This is a Python application that allows you to chat with multiple PDF documents using natural language. It utilizes OpenAI's API and Facebook's Faiss library for semantic search to provide accurate responses based on the content of the loaded PDFs.
The app follows these key steps:
-
PDF Loading: The user can load multiple PDFs into the application.
-
Text Extraction: The text content is extracted from the PDFs.
-
Embedding Generation: Vector embeddings are generated for the extracted text chunks using OpenAI's text embedding API.
-
Indexing: The text embeddings are indexed using Faiss for efficient similarity search.
-
User Input: The user provides a natural language query via the chat interface.
-
Embedding Lookup: The user query is converted to an embedding vector and compared against the indexed PDF embeddings.
-
Response Generation: The most similar PDF text chunks are retrieved and used to generate a response with OpenAI's text generation API.
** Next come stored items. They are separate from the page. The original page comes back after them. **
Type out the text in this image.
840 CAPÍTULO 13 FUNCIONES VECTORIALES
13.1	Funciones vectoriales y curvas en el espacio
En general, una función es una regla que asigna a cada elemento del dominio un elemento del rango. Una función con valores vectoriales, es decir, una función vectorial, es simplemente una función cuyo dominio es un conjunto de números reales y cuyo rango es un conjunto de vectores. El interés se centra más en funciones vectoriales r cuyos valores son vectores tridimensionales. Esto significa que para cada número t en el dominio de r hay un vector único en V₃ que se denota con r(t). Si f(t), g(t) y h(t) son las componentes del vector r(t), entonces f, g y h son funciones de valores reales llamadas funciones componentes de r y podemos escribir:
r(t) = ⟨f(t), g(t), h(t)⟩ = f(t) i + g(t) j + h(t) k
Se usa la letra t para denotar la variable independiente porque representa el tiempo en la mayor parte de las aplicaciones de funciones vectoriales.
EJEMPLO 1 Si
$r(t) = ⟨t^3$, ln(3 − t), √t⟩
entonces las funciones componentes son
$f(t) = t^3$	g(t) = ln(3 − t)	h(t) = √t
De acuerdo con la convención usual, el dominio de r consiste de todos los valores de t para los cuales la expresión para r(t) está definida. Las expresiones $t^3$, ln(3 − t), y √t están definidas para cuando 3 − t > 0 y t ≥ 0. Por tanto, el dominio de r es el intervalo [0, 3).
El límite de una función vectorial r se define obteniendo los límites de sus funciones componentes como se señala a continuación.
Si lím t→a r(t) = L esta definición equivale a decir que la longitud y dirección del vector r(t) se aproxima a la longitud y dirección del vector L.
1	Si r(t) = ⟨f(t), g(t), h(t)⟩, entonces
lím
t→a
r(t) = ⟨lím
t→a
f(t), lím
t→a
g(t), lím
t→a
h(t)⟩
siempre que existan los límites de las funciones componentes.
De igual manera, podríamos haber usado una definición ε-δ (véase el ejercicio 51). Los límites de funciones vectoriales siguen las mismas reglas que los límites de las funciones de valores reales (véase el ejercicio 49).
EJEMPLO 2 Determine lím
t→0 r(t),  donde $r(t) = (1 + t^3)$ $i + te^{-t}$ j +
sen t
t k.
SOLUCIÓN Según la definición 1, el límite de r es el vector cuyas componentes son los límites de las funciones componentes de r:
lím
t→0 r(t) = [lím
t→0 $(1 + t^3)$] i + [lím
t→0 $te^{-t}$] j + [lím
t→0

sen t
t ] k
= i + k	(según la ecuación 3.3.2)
It's recommended to run this app in a Python 3.8 virtual environment.
Clone the repository to your local machine.
git clone https://github.com/corymullins/PDF_chatbot.git
Create and activate a virtual environment:
python3 -m venv pdfbot
source pdfbot/bin/activate
Install requirements:
pip install -r requirements.txt
-
Obtain an API key for OpenAI, add it to
.env
-
Run
streamlit run .\app.py
-
Load PDFs using the upload button.
-
Chat with the bot in natural language about the PDF contents.